AK: From the outset, one of the mandates was to listen to local people, local NGOS, teachers etc., who understood how society functioned in the catchment area, because you have to involve social development in a cultural diversity exercise.
We then worked to find out the ownership patterns. You have to start with the basic information—longevity, disposable income, health indicators and so on—on which to base your processes of change, so that you can measure the nature of the change.

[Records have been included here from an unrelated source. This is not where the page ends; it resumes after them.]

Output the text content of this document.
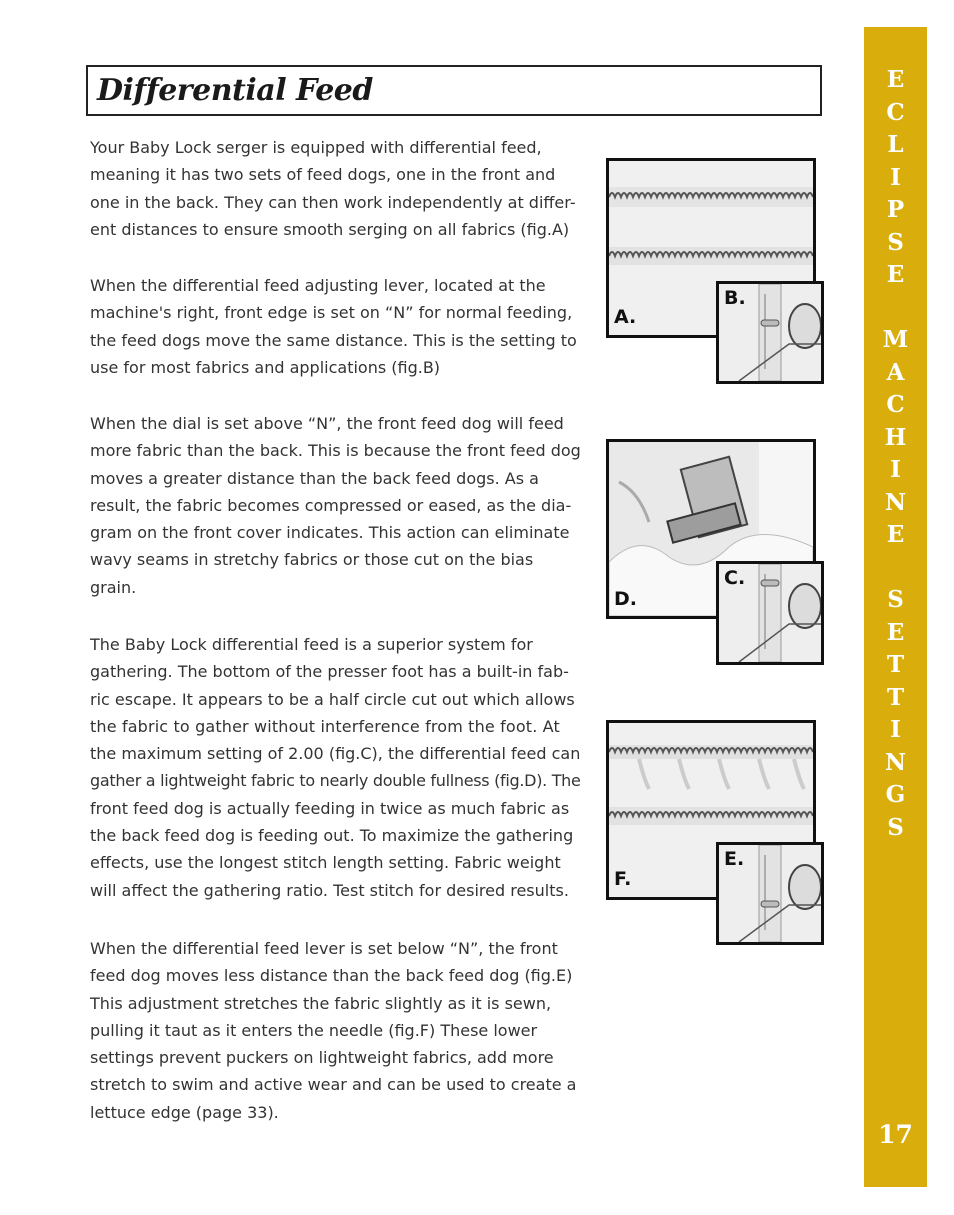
Differential Feed
Your Baby Lock serger is equipped with differential feed,
meaning it has two sets of feed dogs, one in the front and
one in the back. They can then work independently at differ-
ent distances to ensure smooth serging on all fabrics (fig.A)
When the differential feed adjusting lever, located at the
machine's right, front edge is set on “N” for normal feeding,
the feed dogs move the same distance. This is the setting to
use for most fabrics and applications (fig.B)
When the dial is set above “N”, the front feed dog will feed
more fabric than the back. This is because the front feed dog
moves a greater distance than the back feed dogs. As a
result, the fabric becomes compressed or eased, as the dia-
gram on the front cover indicates. This action can eliminate
wavy seams in stretchy fabrics or those cut on the bias
grain.
The Baby Lock differential feed is a superior system for
gathering. The bottom of the presser foot has a built-in fab-
ric escape. It appears to be a half circle cut out which allows
the fabric to gather without interference from the foot. At
the maximum setting of 2.00 (fig.C), the differential feed can
gather a lightweight fabric to nearly double fullness (fig.D). The
front feed dog is actually feeding in twice as much fabric as
the back feed dog is feeding out. To maximize the gathering
effects, use the longest stitch length setting. Fabric weight
will affect the gathering ratio. Test stitch for desired results.
When the differential feed lever is set below “N”, the front
feed dog moves less distance than the back feed dog (fig.E)
This adjustment stretches the fabric slightly as it is sewn,
pulling it taut as it enters the needle (fig.F) These lower
settings prevent puckers on lightweight fabrics, add more
stretch to swim and active wear and can be used to create a
lettuce edge (page 33).
A.
B.
D.
C.
F.
E.
E
C
L
I
P
S
E
M
A
C
H
I
N
E
S
E
T
T
I
N
G
S
17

ASC: How will the park be maintained?
AK: This initiative, and all our similar ones, are structured in such a way as to create a cash surplus every year from ticket sales and the restaurants, which is not distributed as dividend but is used for maintenance and occasional upgrades—for example, here, we would like to improve the children’s area—so that the notion is one of self-sustainability. It is a public/private partnership and as such has to be predicated on a sound economic basis. This is important, because in the past many such projects have been seen as indefinite consumers of resources. We want to show that if this is put together with care, it ceases to be charity or philanthropy but actually creates economic resources based on cultural assets.
To give you two other examples we are working on: the rehabilitation of the Old Stone Town on the waterfront of Zanzibar, which I am convinced can change the economy of the whole island; and Bagh-i Babur in Afghanistan, which will change the lives of 200,000 people. Most of these historic neighbourhoods have been taken over by the newly urbanised population, the poorest of the poor, so by working in these areas and upgrading them you are giving them economic hope. Here in Cairo, change in Darb Al-Ahmar will not end with the restoration of the city wall; it will be a continuing process.
You can look after the future of the park in other ways, for example, with an endowment. This brings you back to working with government, because fiscal privileges need to be offered to the private sector if they are to give to cultural activities—to fund a professorship at a university or endow a micro-credit programme, for example. The notion of an endowment is one that I look to with increasing eagerness, for the simple reason that as these economies are liberalising, more and more of the resources will be in the private sector and there has to be some sort of social responsibility in the creative reutilisation of wealth. We are seeing small rural communities in Pakistan that have their own endowment, which they look after themselves so you have wealth management rather than poverty alleviation, which is a totally different concept.
ASC: How can your network fight terrorism?
AK: I would not link terrorism directly with cultural issues. My biggest concern is acute pockets of poverty; they are in many cases the breeding ground of despair. We have to find out why they are like that and what we can do about them. We have been working for 25 years in northern Pakistan and the quality of life has changed radically there. One has to work to give people confidence and hope; that changes society.
ASC: How do you choose your partners?
AK: We have worked in Central Asia and sub-Saharan Africa, which went through nationalisation and the destruction of their private sector. I need to know with whom I am in dialogue: do they share our objectives and the means of achieving them? In the 50s and 60s you could not have discussed the notion of public/private partnership with most of these countries; the notion of pluralism was resented. I think that creating value systems that correspond to these societies is the critical issue. We will even work with governments to help them rewrite legislation, creating new institutions such as not-for-profit entities.